Financial Technology Association (FTA)

The Financial Technology Association (FTA) is a nonprofit trade organization that educates consumers, regulators, policymakers, and industry stakeholders on the value of technology-centered financial services and advocates for the modernization of financial regulation to support inclusion and innovation. The FTA’s “Just the Facts” series aims to inform financial technology policy discussions in order to safeguard consumers and advance the development of trusted, digital financial markets and services.

By leveraging internet and mobile technologies, fintech innovators offer consumers new payment and money transfer options that significantly reduce costs, speed access to funds, improve transparency and convenience, and enhance financial inclusion.

  • Fintech payments innovation dramatically reduces the cost consumers, and small business merchants pay for a range of payment services, including those that cut across borders where legacy services can charge more than 20% of the transaction in fees.
  • New payments models further speed access to funds, improve cash flow, reduce overdraft fees, and offer easy mobile access and onramps into the financial system for previously un- and under-banked individuals.
  • Payments innovators are also partnering with traditional banks and consumer-facing businesses to advance “embedded finance” or “banking as a service” payments models that leverage API-based connectivity and open banking frameworks; these solutions provide consumers with low-cost and compliant financial services products without the business partner bearing the cost or complexity of building unique payments infrastructure.
  • Fintech payments companies are also improving pricing transparency for consumers.  A UK government-backed research organization has found that consumers and small businesses are often unaware of exchange rate markups and are significantly more likely to choose the best option when total costs are disclosed. The Australian Government has added that consumers should have access to digital tools that enable them to see the entire composition of cross-border payments fees. 

A broad range of consumers and small businesses use digital payments solutions to reduce costs and increase convenience.

  • Digital innovation in financial services provides mobile and internet-based payments solutions that can satisfy a range of financial needs. 
    • Consumers utilize fintech payments services to send peer-to-peer money transfers at no cost, buy goods and services, make investments, and send money to individuals in foreign countries at low cost (typically much less than the cost of sending a wire).
    • Small businesses rely on fintech payments solutions to create e-commerce payment capabilities, receive and send funds globally, track and manage company spend, and analyze business performance.
    • Some recent payments innovation also leverages token and digital ledger technology, allowing transactions to occur on potentially more efficient and less expensive new payments rails.
  • Payments applications range from mobile wallets, peer-to-peer (P2P) transfers, virtual or contactless cards, and digital exchange platforms. The benefits for consumers and businesses are myriad, including, for example:
    • Faster payments, including push to card options, allow businesses to pay employees quickly and manage expenses. These same platforms also provide tools for protecting against fraud and providing spend analytics.
    • Online and mobile checkouts have provided safe and seamless experiences for consumers to purchase everything from groceries to cars throughout the pandemic. These efficiencies will remain long after the COVID pandemic has passed.

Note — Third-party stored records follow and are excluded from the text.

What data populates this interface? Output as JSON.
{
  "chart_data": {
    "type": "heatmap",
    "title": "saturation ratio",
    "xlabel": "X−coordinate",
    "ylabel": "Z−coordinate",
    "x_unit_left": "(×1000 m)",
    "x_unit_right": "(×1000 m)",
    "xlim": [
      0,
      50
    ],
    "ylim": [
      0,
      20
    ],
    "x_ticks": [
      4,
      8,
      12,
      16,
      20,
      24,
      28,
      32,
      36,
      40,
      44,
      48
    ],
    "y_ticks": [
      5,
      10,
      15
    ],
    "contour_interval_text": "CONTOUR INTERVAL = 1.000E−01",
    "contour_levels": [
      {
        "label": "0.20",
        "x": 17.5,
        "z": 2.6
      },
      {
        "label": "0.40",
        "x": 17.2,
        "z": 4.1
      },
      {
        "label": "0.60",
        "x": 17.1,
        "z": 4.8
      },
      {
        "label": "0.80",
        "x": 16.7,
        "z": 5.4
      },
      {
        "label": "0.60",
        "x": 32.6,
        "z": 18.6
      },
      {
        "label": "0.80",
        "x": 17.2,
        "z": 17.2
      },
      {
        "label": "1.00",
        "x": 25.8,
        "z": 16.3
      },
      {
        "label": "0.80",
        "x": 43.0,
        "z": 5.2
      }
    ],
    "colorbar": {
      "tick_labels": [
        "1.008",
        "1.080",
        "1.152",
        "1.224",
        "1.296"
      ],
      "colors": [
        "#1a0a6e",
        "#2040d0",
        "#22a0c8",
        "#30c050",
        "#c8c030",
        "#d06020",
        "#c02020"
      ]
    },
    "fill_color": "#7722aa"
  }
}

In the United States, payments companies are subject to state licensure, registration with FinCEN, and federal financial KYC and AML/CFT requirements, but unlike other jurisdictions, they do not have direct access to accounts and payment services at the Federal Reserve.

  • In the U.S., payments companies are licensed under state money transmission frameworks, are subject to Bank Secrecy Act (BSA)  requirements, and are subject to Regulation E for electronic fund transfers.
  • Many foreign jurisdictions have taken affirmative steps to improve and modernize their payments systems to foster innovation and competition, but payments companies in the U.S. lack the ability to participate in central bank run payment networks directly.
  • There remains the need for further clarity and support in the U.S. regarding the ability of payments companies that secure certain bank charters, including uninsured depositories at the state and federal levels, to access the Fed’s payment system; a recent request for information from the Federal Reserve Board is focused on this issue.

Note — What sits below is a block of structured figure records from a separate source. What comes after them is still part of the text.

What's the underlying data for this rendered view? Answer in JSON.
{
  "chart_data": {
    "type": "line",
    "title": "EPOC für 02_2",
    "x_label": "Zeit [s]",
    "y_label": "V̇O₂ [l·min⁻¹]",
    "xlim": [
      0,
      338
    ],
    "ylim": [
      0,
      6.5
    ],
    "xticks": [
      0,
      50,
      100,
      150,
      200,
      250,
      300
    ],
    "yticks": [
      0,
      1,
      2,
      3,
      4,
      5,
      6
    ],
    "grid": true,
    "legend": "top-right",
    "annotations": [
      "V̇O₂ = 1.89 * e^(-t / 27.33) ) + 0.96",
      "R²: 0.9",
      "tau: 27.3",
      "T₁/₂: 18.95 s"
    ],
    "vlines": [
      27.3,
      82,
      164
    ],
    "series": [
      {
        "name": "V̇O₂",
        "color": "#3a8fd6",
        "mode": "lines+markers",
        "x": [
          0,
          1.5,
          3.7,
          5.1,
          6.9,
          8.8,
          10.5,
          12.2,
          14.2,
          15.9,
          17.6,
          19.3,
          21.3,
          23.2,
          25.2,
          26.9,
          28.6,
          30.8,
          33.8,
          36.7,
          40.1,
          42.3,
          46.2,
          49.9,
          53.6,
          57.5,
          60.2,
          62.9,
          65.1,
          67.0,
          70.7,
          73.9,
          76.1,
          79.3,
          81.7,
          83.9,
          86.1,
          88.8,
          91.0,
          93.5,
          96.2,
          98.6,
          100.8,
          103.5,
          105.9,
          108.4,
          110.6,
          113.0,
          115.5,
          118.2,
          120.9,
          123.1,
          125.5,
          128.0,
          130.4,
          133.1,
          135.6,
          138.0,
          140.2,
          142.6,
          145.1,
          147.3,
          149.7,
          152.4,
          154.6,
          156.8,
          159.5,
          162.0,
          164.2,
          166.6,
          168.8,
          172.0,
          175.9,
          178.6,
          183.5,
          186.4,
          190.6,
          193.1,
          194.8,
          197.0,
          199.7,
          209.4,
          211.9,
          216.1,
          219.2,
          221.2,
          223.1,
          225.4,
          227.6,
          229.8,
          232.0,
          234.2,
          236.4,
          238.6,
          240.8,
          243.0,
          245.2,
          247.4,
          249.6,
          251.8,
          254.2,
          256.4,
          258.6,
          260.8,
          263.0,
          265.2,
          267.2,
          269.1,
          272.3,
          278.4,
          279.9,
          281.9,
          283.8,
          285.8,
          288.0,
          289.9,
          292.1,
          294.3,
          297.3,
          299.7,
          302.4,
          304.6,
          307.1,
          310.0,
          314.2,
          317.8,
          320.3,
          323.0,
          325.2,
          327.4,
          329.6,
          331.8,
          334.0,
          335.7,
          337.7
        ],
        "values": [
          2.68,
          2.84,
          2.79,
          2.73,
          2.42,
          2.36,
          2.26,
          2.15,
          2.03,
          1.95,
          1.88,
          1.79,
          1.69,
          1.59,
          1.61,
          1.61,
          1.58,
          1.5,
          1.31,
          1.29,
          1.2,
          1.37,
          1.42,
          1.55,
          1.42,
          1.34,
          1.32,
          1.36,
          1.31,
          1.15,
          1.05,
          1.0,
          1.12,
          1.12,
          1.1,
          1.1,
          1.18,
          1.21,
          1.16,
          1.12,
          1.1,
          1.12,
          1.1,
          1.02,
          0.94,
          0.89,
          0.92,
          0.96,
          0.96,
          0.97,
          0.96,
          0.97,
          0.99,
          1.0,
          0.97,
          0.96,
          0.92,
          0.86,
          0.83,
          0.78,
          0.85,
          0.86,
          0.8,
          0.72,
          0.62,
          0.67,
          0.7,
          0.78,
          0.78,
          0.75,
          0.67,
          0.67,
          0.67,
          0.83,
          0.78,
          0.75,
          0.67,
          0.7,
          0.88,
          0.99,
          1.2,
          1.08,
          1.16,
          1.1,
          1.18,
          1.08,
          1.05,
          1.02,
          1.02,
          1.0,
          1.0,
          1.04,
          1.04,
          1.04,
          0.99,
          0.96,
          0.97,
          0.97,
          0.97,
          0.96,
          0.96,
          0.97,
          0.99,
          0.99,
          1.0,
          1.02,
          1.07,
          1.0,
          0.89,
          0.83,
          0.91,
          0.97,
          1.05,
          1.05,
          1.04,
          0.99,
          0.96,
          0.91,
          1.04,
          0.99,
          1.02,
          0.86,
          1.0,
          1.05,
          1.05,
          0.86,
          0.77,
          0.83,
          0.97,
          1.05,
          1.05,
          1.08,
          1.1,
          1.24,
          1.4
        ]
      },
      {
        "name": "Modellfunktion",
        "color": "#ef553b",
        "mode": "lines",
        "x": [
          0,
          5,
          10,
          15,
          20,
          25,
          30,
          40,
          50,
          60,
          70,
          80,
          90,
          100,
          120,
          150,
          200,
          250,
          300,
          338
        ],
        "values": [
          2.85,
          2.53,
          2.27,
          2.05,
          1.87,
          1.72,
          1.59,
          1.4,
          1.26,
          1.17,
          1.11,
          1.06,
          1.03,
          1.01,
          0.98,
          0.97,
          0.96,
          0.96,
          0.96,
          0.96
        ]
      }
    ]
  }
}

Many forward-leaning global jurisdictions have streamlined and modernized licensing regimes and expanded access to central bank payment systems, thereby driving competition, lower costs, faster settlement speeds, and improved consumer outcomes. 

  • Regulatory and payments model modernization is occurring across the globe with critical themes including updated licensure regimes to increase access for new entrants and development of fit-for-purpose consumer safeguards to mitigate evolving risks.
  • In 2018, the UK began allowing non-bank payment companies to directly access its Faster Payments Scheme and obtain a settlement account at the Bank of England. The EU, Canada, Singapore, Japan, and Australia are all launching or announcing similar initiatives that contemplate expanded fintech participation. 
  • The Financial Stability Board’s (FSB) Committee on Payments and Market Infrastructures (CPMI) recently recommended direct access for non-bank payment companies to help make cross-border payments more accessible and affordable.
  • Allowing fintech payment companies to have direct access to central bank accounts and services eliminates intermediary fees, a savings which can be passed onto consumers. Expanding access also reduces payment system concentration risk; in the U.S., just two banks generate nearly half of all ACH payments.